As components of the HOPS/CORVET complexes, VPS11 and VPS18 functionally cross-talked with VPS35, a component of the retromer complex, collaboratively promoting PD-L1 membrane presentation. VPS35 is reported to increase the proliferation of hepatic cancer cells through sorting and trafficking of transmembrane receptor fibroblast growth factor receptor 3 (30). It appears that protein-protein interactions among VPS members or association with others are crucial in determining their functions. Future studies are expected to discover if VPS18/VPS35 interactions influence other transmembrane proteins. In this study, our results clearly indicated that combination treatment with RDN, a small-molecule inhibitor targeting VPS18, and anti–CTLA-4 antibody predominantly enhanced the antitumor efficacy with little toxicity in drug-resistant PCa cells, one of the “cold” malignant tumors (37). These results not only provide solid evidence that VPS18 is critical in the regulation of immune response but also synergistically improve the outcome in cancers that have a pretty low response for immunotherapy. Overall, our study demonstrates that the interactions of VPS18/VPS35 promote retromer trafficking of PD-L1 and suggest that targeting VPS18 paves a promising way to improve benefits for combined immunotherapy.

MATERIALS AND METHODS

Antibodies and reagents

Derivatives of natural products (tables S1) were synthesized by our research group at the Institute of Natural Pharmaceutical Chemistry, Shandong University. Ki67 Rabbit pAb antibody, GzmB Rabbit pAb antibody, CD86 Rabbit pAb antibody, and CD56 Rabbit pAb antibody were purchased from ABclonal Technology Co., Ltd. CD4 antibody, CD8 antibody, and Foxp3 antibody were purchased from Servicebio Technology Co., Ltd. The InVivoMAb anti-mouse CTLA-4 antibody was purchased from Bio X Cell Co., Ltd.

Patient samples

PCa tissue chip was purchased from Shanghai Outdo Biotech Company (HProA150PG02).

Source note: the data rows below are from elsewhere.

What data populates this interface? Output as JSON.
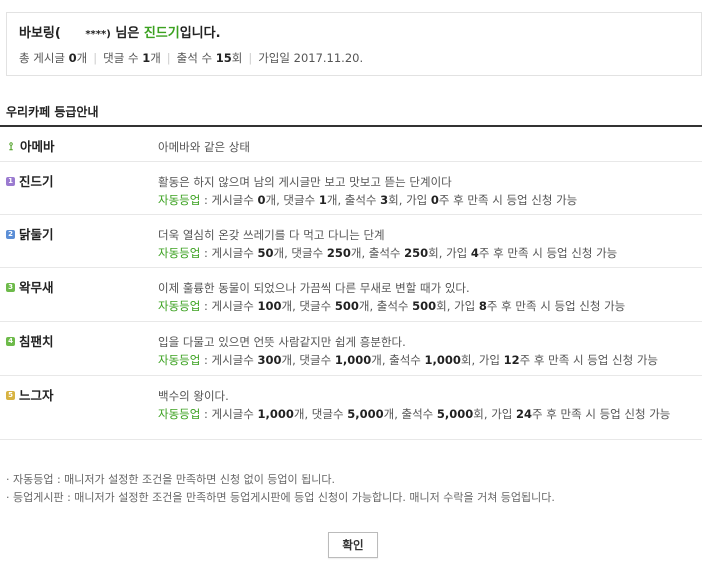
{
  "profile": {
    "nickname": "바보링(",
    "masked_id": "****)",
    "suffix_pre": " 님은 ",
    "grade": "진드기",
    "suffix_post": "입니다.",
    "posts_label": "총 게시글",
    "posts_value": "0",
    "posts_unit": "개",
    "comments_label": "댓글 수",
    "comments_value": "1",
    "comments_unit": "개",
    "attendance_label": "출석 수",
    "attendance_value": "15",
    "attendance_unit": "회",
    "joined_label": "가입일",
    "joined_value": "2017.11.20."
  },
  "section_title": "우리카페 등급안내",
  "grades": [
    {
      "icon": "sprout-icon",
      "name": "아메바",
      "desc": "아메바와 같은 상태",
      "auto": null
    },
    {
      "icon": "grade-1-icon",
      "name": "진드기",
      "desc": "활동은 하지 않으며 남의 게시글만 보고 맛보고 뜯는 단계이다",
      "auto": {
        "label": "자동등업",
        "posts": "0",
        "comments": "1",
        "attendance": "3",
        "weeks": "0"
      }
    },
    {
      "icon": "grade-2-icon",
      "name": "닭둘기",
      "desc": "더욱 열심히 온갖 쓰레기를 다 먹고 다니는 단계",
      "auto": {
        "label": "자동등업",
        "posts": "50",
        "comments": "250",
        "attendance": "250",
        "weeks": "4"
      }
    },
    {
      "icon": "grade-3-icon",
      "name": "왁무새",
      "desc": "이제 훌륭한 동물이 되었으나 가끔씩 다른 무새로 변할 때가 있다.",
      "auto": {
        "label": "자동등업",
        "posts": "100",
        "comments": "500",
        "attendance": "500",
        "weeks": "8"
      }
    },
    {
      "icon": "grade-4-icon",
      "name": "침팬치",
      "desc": "입을 다물고 있으면 언뜻 사람같지만 쉽게 흥분한다.",
      "auto": {
        "label": "자동등업",
        "posts": "300",
        "comments": "1,000",
        "attendance": "1,000",
        "weeks": "12"
      }
    },
    {
      "icon": "grade-5-icon",
      "name": "느그자",
      "desc": "백수의 왕이다.",
      "auto": {
        "label": "자동등업",
        "posts": "1,000",
        "comments": "5,000",
        "attendance": "5,000",
        "weeks": "24"
      }
    }
  ],
  "auto_text": {
    "posts_label": "게시글수",
    "comments_label": "댓글수",
    "attendance_label": "출석수",
    "join_label": "가입",
    "count_unit": "개",
    "times_unit": "회",
    "weeks_unit": "주",
    "tail": "후 만족 시 등업 신청 가능"
  },
  "notes": [
    "· 자동등업 : 매니저가 설정한 조건을 만족하면 신청 없이 등업이 됩니다.",
    "· 등업게시판 : 매니저가 설정한 조건을 만족하면 등업게시판에 등업 신청이 가능합니다. 매니저 수락을 거쳐 등업됩니다."
  ],
  "confirm_label": "확인",
  "colors": {
    "accent_green": "#3ba120",
    "border": "#e2e2e2",
    "divider": "#333333"
  }
}
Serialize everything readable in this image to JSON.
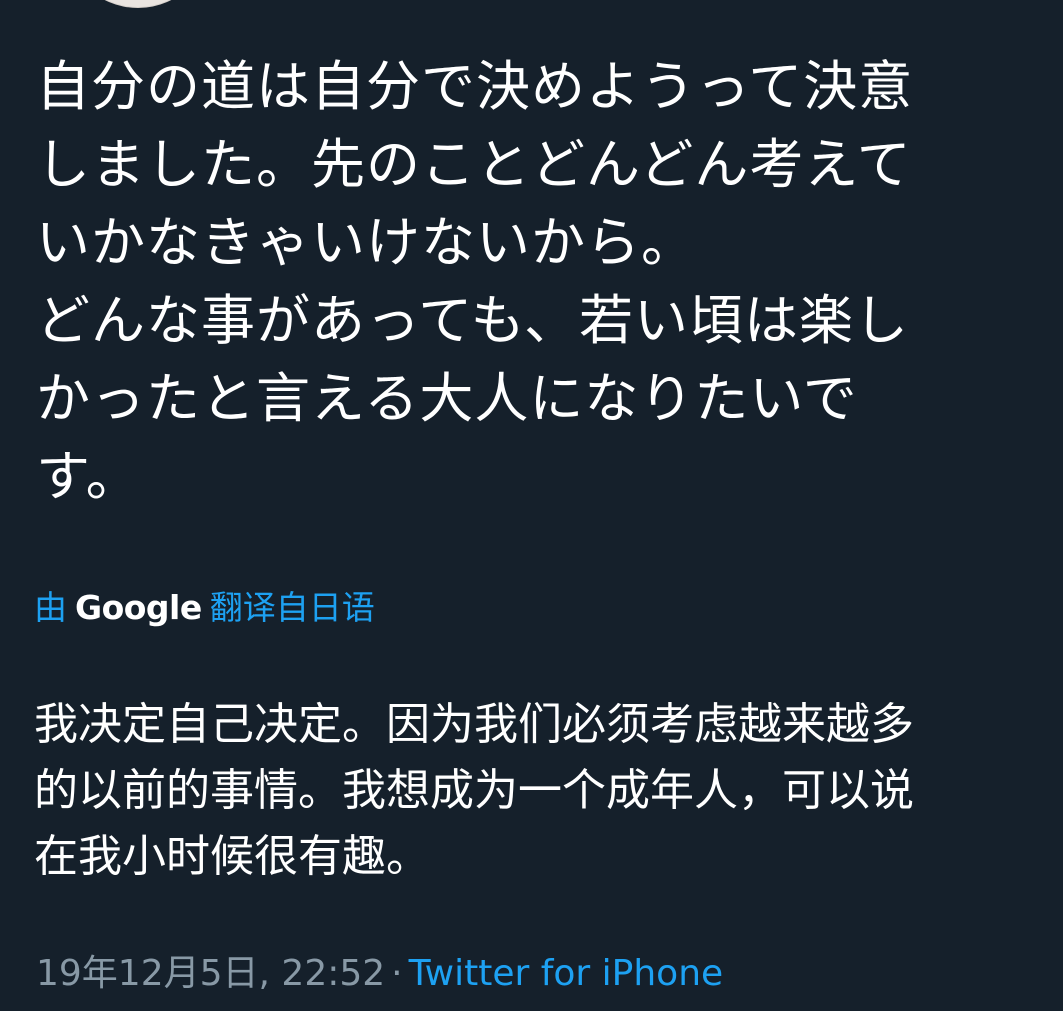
{
  "tweet": {
    "text_lines": [
      "自分の道は自分で決めようって決意",
      "しました。先のことどんどん考えて",
      "いかなきゃいけないから。",
      "どんな事があっても、若い頃は楽し",
      "かったと言える大人になりたいで",
      "す。"
    ],
    "translate": {
      "prefix": "由",
      "brand": "Google",
      "suffix": "翻译自日语"
    },
    "translated_lines": [
      "我决定自己决定。因为我们必须考虑越来越多",
      "的以前的事情。我想成为一个成年人，可以说",
      "在我小时候很有趣。"
    ],
    "meta": {
      "timestamp": "19年12月5日, 22:52",
      "separator": "·",
      "source": "Twitter for iPhone"
    }
  },
  "colors": {
    "background": "#15202b",
    "text": "#ffffff",
    "link": "#1da1f2",
    "muted": "#8899a6"
  }
}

PCa and lung cancer tissue samples were obtained from surgical excision specimens at the Second Hospital of Shandong University. Utilization of the clinical samples was approved by the Ethical Committee of Shandong University [KYLL-2021(KJ)P-0276].

Cell lines

PCa PC3 cells and Doc-resistant PC3/Doc cells, murine RM1 and Doc-resistant RM1/Doc PCa cells, lung cancer A549 cells, Doc-resistant A549/Doc cells, Jurkat (E6–1) cells, and murine melanoma B16-luc cells were cultured in RPMI 1640 medium. Murine Lewis cells (LLC, LLC-Luc, and LL2-RFP) were cultured in Dulbecco’s modified Eagle’s medium (DMEM) supplemented with 10% fetal bovine serum (HyClone) and penicillin (100 U/ml) and streptomycin (100 g/ml). LLC (CS0098) cells were purchased from Beijing Ding Guo Technology Co., Ltd. (Beijing, China). LLC-Luc (LZQ0009) cells were purchased from Shanghai Zhong Qiao Xin Zhou Biotechnology Co., Ltd. LL2-RFP cells were stored in our laboratory. 293 T cells were cultured in DMEM. All these cells were routinely cultured in 5% CO₂ at 37°C. After chemical treatments, cells were collected for Western blot or other assays. Dimethyl sulfoxide was used as the vehicle control.

Animal

All animal experiments were approved by the Ethics Committee of Shandong University [KYLL-2021(KJ)A-0070]. C57BL/6 mice (6-week-old male) were purchased from the Animal Center of the China Academy of Medical Sciences (Beijing, China). Female SD rats were procured from Beijing Vital River Laboratory Animal Technology Co., Ltd. (Beijing, China).

Transfection

The lentiviral-based shRNA used to knock down expression of human VPS18 was purchased from Hanbio Biotechnology (Shanghai, China). The lentiviral-based shRNA used to knockdown or overexpression of mouse VPS18 was purchased from Genomeditech Biotechnology (Shanghai, China). Then, we constructed stable cells of VPS18 for subsequent experiments according to the manufacturer’s instructions. For RNA interference, small interfering RNA (siRNA) duplex oligonucleotides or scramble oligonucleotides were synthesized from GenePharma (Shanghai, China). In total, 100 pmol of siRNA was added in one well from a six-well plate. About 48 to 72 hours after the transfection, the cells were harvested for further analysis The siRNA sequences are provided in table S2.

Plasmids

The full-length VPS18 and truncated VPS18 plasmids (VPS18-ΔRING) were provided by Y. Kawaoka (University of Tokyo). VPS11, VPS16, VPS33A, VPS35, and PD-L1 plasmids were purchased from ViGene Biosciences (Jinan, China). VPS11-ΔRING and PD-L1–Mut plasmids were constructed by Abiotech (Jinan, China). For the transfection of plasmids, we used the jetPRIME Transfection Reagent (Polyplus transfection). Cells were harvested ~48 hours after transfection for further analysis.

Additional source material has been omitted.